For functional safety specifically, this matters because the standard’s own structure is graph-like: hazard → risk assessment → safety requirement → functional safety specification → design → verification → validation. Tools that reflect this structure natively—rather than approximating it through linked Word documents—reduce both the engineering effort and the audit risk. Flow Engineering’s deliberate focus on hardware and systems teams means it does not try to be an enterprise governance platform; organizations that need deep legacy integration or complex organizational workflow management may find that scope limiting. But for machine builders who need to build functional safety competency quickly and maintain it under audit pressure, that focused specialization is frequently the right trade-off.

The Practical Starting Point for Machine Builders

For machine builders currently running compliance processes that rely heavily on document-based systems and late-cycle safety review, the path forward is not a single-step transformation.

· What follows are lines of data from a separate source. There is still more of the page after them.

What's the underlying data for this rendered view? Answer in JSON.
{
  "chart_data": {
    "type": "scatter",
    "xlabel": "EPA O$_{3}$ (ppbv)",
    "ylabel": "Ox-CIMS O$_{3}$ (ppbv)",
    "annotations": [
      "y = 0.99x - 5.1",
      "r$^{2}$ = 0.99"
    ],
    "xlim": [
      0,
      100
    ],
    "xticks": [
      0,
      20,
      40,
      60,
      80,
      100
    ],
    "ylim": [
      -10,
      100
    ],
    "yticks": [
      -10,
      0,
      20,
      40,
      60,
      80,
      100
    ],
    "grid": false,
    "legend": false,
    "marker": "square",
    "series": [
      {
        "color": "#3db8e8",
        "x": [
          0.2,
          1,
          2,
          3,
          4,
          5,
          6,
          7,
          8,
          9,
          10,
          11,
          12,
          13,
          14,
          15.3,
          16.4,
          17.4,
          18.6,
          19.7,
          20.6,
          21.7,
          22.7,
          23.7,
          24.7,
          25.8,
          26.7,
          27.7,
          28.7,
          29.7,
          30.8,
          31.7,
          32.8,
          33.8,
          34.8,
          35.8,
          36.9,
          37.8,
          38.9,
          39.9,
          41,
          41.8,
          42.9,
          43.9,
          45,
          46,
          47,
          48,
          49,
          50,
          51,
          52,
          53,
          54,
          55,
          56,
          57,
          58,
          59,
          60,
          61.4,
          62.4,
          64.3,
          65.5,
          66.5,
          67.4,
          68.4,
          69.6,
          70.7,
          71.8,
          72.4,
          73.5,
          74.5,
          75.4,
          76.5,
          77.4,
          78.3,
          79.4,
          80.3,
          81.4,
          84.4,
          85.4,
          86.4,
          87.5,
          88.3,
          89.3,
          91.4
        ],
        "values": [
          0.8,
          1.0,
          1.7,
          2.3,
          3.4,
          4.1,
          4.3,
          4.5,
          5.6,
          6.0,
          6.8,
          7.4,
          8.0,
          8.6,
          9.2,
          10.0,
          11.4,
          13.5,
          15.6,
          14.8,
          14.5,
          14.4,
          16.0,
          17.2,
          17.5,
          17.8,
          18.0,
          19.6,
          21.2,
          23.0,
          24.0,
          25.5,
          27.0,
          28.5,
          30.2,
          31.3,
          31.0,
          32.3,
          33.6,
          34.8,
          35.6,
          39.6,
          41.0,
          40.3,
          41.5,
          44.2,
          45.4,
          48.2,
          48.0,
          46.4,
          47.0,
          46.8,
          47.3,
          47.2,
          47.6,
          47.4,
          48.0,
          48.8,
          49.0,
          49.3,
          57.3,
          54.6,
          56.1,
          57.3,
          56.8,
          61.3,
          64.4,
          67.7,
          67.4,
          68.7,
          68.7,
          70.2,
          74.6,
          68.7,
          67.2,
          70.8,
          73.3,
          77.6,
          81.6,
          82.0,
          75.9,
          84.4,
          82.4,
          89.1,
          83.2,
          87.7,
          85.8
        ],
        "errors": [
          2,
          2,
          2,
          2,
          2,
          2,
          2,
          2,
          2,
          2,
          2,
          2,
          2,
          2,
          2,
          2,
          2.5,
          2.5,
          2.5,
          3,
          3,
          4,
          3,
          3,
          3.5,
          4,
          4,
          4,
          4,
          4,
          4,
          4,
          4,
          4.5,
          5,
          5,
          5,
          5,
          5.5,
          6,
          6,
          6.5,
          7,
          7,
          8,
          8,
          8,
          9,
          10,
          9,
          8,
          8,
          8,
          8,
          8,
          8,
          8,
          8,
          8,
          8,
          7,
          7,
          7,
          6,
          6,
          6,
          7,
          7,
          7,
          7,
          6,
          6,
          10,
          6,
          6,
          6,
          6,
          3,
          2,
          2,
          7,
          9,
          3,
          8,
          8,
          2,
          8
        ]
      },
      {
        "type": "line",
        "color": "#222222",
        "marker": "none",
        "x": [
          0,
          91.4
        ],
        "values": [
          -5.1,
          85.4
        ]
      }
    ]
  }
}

Audit your current technical file assembly process. Before investing in new tools or process redesign, understand where the traceability actually breaks down. Map a single complete safety function—from the hazard identification through to the verification test record—and count how many documents, how many manual steps, and how many places where a change could silently invalidate the chain. This audit will identify where the highest-leverage improvements are.

Separate the standards scope question from the tooling question. Deciding which safety functions fall under ISO 13849 and which under IEC 62061 is an engineering judgment that needs to be made before process or tooling can be designed around it. Safety engineers and systems architects need to align on this early; it affects both the required documentation structure and the verification methodology.

Invest in process before investing in tools. A structured requirements tool running a poorly designed safety process will produce well-documented garbage faster than a spreadsheet did. The process—how hazards are identified, how requirements are derived, how verification is assigned and tracked—needs to be defined first.

Build cross-functional ownership into the safety process from the start. The most consistent failure mode in machine builder functional safety programs is a safety process that is owned entirely by one safety engineer and invisible to the rest of the development team. Mechanical engineers making material changes, software engineers modifying safety function logic, and procurement teams substituting components all need to operate within a system that surfaces safety implications of their decisions.

An Honest Assessment

The safety renaissance in industrial automation is real, and the engineering demands it creates are not going away. The EU Machinery Regulation’s enforcement ramp-up, combined with supply chain pressure from major industrial buyers, means that systematic functional safety practice is becoming a market access requirement across a broader segment of the machine building industry than ever before.

The good news for machine builders investing now is that the tooling and methodology frameworks are more mature than they were even five years ago. The bad news is that there are no shortcuts: the standards require genuine engineering discipline, traceable decisions, and demonstrable verification. Document-based approximations will continue to create audit risk, change management failures, and the periodic gap between what the technical file says and what the machine actually does.

The builders who treat this as an engineering investment rather than a compliance cost are the ones who will emerge from the next wave of enforcement with both market access intact and better machines.